At CNMS, users from around the world make use of the center's powerful imaging instruments to study materials in atomic detail. Conducting analysis of users' data, however, oftentimes slowed scientific progress. One common analysis process required users to format data derived from an imaging technique called band excitation atomic force microscopy. Conducted on a single workstation, the analysis oftentimes took days. "Sometimes people would take their measurement and couldn't analyze it even in the weeks they were here," Jesse said.
By transferring the microscopy data to CADES computing via the BEAM interface, CNMS users gained a 1,000-fold speedup in their analysis, reducing the work to a matter of minutes. A specialized fitting algorithm, which was re-implemented for utilization on HPC resources by ORNL mathematician Eirik Endeve, played a key role in tightening the feedback loop users relied upon to judge whether adjustments needed to be made to their experiment. "We literally reduced a year of data analysis to 10 hours," Lingerfelt said.

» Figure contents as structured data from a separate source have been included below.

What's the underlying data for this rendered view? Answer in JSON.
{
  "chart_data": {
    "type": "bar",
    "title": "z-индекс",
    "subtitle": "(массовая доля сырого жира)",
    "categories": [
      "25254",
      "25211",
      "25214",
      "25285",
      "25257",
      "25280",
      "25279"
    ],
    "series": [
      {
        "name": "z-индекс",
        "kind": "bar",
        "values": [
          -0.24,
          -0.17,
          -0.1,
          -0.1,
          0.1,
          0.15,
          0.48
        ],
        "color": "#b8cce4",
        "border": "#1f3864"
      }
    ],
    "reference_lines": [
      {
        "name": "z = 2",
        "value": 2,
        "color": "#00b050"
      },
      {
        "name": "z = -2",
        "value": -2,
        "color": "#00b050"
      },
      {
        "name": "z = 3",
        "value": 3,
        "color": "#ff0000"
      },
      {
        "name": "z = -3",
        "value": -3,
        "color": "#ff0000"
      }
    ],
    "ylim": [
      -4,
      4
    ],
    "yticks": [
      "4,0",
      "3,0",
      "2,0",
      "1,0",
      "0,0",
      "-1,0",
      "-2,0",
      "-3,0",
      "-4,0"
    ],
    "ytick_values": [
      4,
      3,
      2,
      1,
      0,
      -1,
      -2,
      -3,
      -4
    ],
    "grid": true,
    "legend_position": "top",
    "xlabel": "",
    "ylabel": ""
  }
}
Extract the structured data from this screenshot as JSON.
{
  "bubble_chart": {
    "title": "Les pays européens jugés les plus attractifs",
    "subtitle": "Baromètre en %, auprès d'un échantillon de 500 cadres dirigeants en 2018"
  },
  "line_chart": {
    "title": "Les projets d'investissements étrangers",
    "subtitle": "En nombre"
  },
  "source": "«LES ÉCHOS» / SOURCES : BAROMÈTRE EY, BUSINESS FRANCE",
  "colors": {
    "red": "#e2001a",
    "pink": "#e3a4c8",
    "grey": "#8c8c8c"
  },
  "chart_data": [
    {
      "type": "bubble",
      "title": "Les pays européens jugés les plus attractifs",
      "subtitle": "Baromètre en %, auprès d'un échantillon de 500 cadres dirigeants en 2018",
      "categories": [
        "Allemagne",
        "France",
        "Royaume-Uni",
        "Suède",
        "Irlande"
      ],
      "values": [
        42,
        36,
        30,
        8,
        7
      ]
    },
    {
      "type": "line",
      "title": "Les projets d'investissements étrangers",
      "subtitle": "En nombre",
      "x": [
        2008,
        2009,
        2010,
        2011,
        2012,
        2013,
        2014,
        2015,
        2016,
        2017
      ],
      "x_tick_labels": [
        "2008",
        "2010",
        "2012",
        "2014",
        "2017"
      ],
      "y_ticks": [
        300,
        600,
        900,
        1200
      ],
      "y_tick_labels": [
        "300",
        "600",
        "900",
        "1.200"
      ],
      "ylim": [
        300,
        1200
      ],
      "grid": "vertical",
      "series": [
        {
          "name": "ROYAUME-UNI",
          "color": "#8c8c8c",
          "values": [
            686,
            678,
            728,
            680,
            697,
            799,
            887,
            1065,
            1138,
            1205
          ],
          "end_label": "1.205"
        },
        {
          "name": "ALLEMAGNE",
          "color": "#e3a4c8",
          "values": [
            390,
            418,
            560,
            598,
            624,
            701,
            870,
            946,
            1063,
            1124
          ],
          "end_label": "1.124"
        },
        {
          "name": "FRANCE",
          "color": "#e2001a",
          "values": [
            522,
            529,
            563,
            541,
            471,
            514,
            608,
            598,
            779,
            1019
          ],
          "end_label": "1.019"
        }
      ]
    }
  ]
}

BEAM is also proving its worth at SNS—the most intense pulsed neutron beam system in the world—by tightening the interplay between theory and experiment. Working with Jose Borreguero from the Center for Accelerating and Modeling Materials at SNS, the BEAM team created a workflow that allows near-real-time comparison of simulation and neutron scattering data leveraging CADES computing. The feedback helps neutron scientists fine-tune their simulations and guides subsequent experiments. In the future, machine-learning algorithms could fully automate the process, freeing up scientists to focus on other parts of their work. "Humans, however, will still be at the center of the scientific process," Lingerfelt said.
"We're not here to replace every single step in the workflow of a scientific experiment, but we want to develop tools that complement things that scientists are already doing," he said.
Adding to the toolbox
Now that BEAM's infrastructure is in place, Lingerfelt's team is collaborating with advanced mathematics, data, and visualization experts at ORNL to regularly augment the software's toolbox.
"Once we've created a fully functioning suite, we want to open BEAM up to other material scientists who may have their own analysis codes but don't have the expertise to run them on HPC," Lingerfelt said. "Down the line we would like to have an open science materials-analysis library where people can validate analysis results publicly."
Currently Lingerfelt's team is developing a suite of algorithms to conduct multivariate analysis, a highly complex, multidimensional analytic process that sifts through vast amounts of information taken from multiple instruments on the same material sample.
"You need HPC for this type of analysis to even be possible," Jesse said. "We're gaining the ability to analyze high-dimension datasets that weren't analyzable before, and we expect to see properties in materials that weren't visible before."